Recent findings of a team of researchers from the University of Hawaiʻi at Mānoa, College of Tropical Agriculture and Human Resources (CTAHR), and Royal Melbourne Institute of Technology University highlight concerns about their impacts to global biodiversity, particularly on islands and to species that often receive less global conservation attention such as plants, reptiles and amphibians.
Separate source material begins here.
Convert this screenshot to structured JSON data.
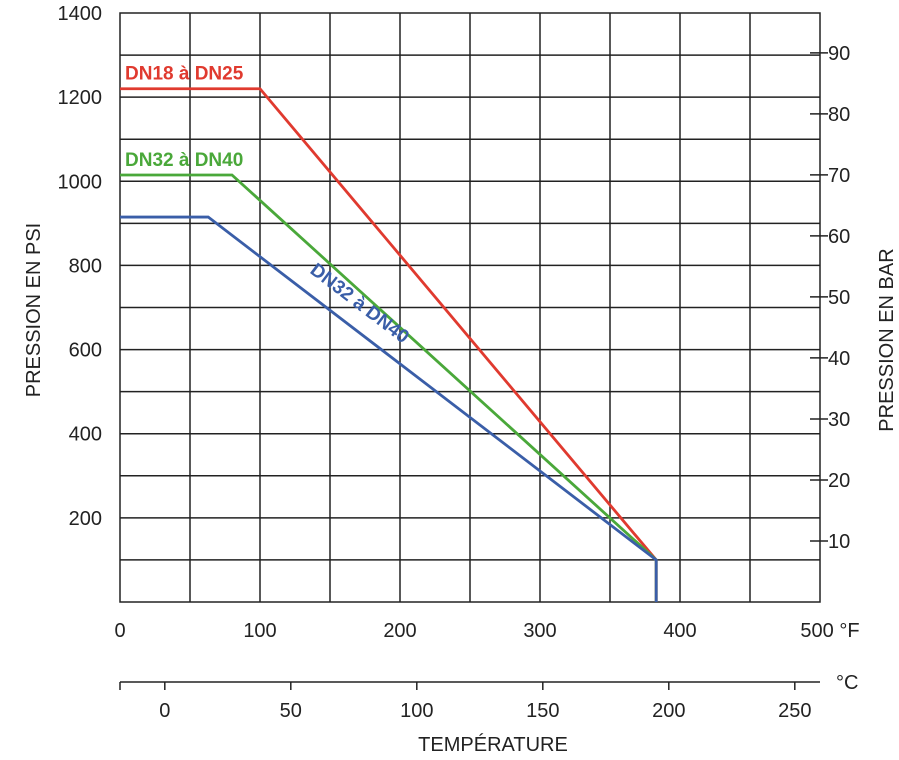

The findings were published in Scientific Reports.
“Wild pigs are unique among other species since they are herbivores, top predators, and ecosystem engineers, modifying ecosystems by digging and rooting,” said lead author Derek Risch, a wildlife spatial planner in the Hawaiʻi Wildlife Ecology Lab, who recently graduated from CTAHR’s Department of Natural Resources and Environmental Management. “We found that in addition to the over 300 plant species threatened by wild pigs globally, wild pigs actively predate and destroy critical nesting sites for hundreds of threatened and endangered reptiles, amphibians and birds.”
The findings of this research also highlight the geographical differences in species threatened by wild pigs around the globe.
“Polynesia was the most threatened region globally with nearly 20% of all species impacted by wild pigs,” said Melissa Price, a CTAHR assistant professor who runs the Wildlife Ecology Lab and co-author of this study. “Since wild pigs are valued by local residents for hunting and food security, this highlights the importance of working together with hunters, farmers, and natural resource managers to identify collaborative solutions to manage wild pigs. ”
The team of researchers hope that these findings will shed light on the magnitude of threat wild pigs pose to global biodiversity when compared to other problematic species that receive greater research and management attention like feral cats, rodents and wild dogs.
They also underscore the importance of maintaining and contributing to large datasets such as the International Union for Conservation of Nature’s Red List of Threatened Species that was used for this assessment to better understand large-scale processes that are impacting the conservation of global biodiversity.